Who Gets Type 2 Diabetes? Anyone can get type 2 diabetes. However, those at highest risk for the disease are those who are obese or overweight, women who have had gestational diabetes, people with family members who have type 2 diabetes and people who havemetabolic syndrome (a cluster of problems that include high cholesterol, high triglycerides, low good 'HDL' cholesterol and a high bad 'LDL' cholesterol, and high blood pressure). In addition, older people are more susceptible to developing the disease since aging makes the body less tolerant of sugars. In addition, people who smoke, have inactive lifestyles, or have certain dietary patterns have an increased risk of developing type 2 diabetes.

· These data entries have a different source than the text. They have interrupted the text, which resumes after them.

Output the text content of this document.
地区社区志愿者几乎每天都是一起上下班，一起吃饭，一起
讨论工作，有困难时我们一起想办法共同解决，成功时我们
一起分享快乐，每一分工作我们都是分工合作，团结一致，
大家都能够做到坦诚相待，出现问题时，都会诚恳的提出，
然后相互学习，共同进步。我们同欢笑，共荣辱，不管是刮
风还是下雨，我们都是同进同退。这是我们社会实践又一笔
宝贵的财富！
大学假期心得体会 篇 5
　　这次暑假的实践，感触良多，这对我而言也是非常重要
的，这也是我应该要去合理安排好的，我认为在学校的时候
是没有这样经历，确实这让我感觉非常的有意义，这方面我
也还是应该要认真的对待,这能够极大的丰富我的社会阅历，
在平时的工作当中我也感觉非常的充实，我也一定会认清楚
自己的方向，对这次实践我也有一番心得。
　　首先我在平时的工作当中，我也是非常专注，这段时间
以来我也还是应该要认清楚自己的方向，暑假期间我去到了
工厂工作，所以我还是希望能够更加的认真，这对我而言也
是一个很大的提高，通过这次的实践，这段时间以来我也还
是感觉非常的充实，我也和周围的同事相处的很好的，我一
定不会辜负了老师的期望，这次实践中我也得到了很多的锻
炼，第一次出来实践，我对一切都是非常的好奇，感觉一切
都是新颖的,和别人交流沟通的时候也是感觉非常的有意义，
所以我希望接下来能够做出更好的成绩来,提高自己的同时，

Coping With Diabetes and Stress When you have diabetes, stress can significantly affect your ability to control the disease. If you are under stress, you may skip meals or forget to take your medicines, which will affect your blood sugar level. Learning to deal with this stress is especially important if you have diabetes. Although you can't completely remove stress from your life, there are several ways you can reduce it. And by learning to better cope with stress, you can help keep your diabetes under control. Here are some tips Fight Stress With a Positive Attitude When things seem to be going wrong, it's always easier to see the bad instead of the good. Find something good in each important area of your life: work, family, friends, and health. Thinking about the good can help you get through the bad times and the stress. Be Nice to Yourself What are your talents, abilities, and goals? Are you expecting too much from yourself? Don't expect more of yourself than you have or are able to give.

Accept What You Cannot Change For those stressful situations or problems that cannot be changed, develop a simple plan of action. Ask yourself the following questions:

"Will this be important two years from now?" "Do I have control over this situation?" "Can I change my situation?"

Talk to Someone About Your Stress Don't keep stress bottled up inside. If you don't want to talk with a family member or close friend, there are counselors and clergy trained to provide support and insight. Ask your doctor for recommendations if you would like to see a psychologist or counselor. Exercise to Fight Stress The benefits of exercise in reducing stress are well known, particularly for someone with diabetes. Exercise gives you a feeling of well-being and may relieve symptoms of stress. Take Time to Relax Practice muscle relaxation, deep breathing, meditation, or visualization. Ask your health care provider for information and available programs.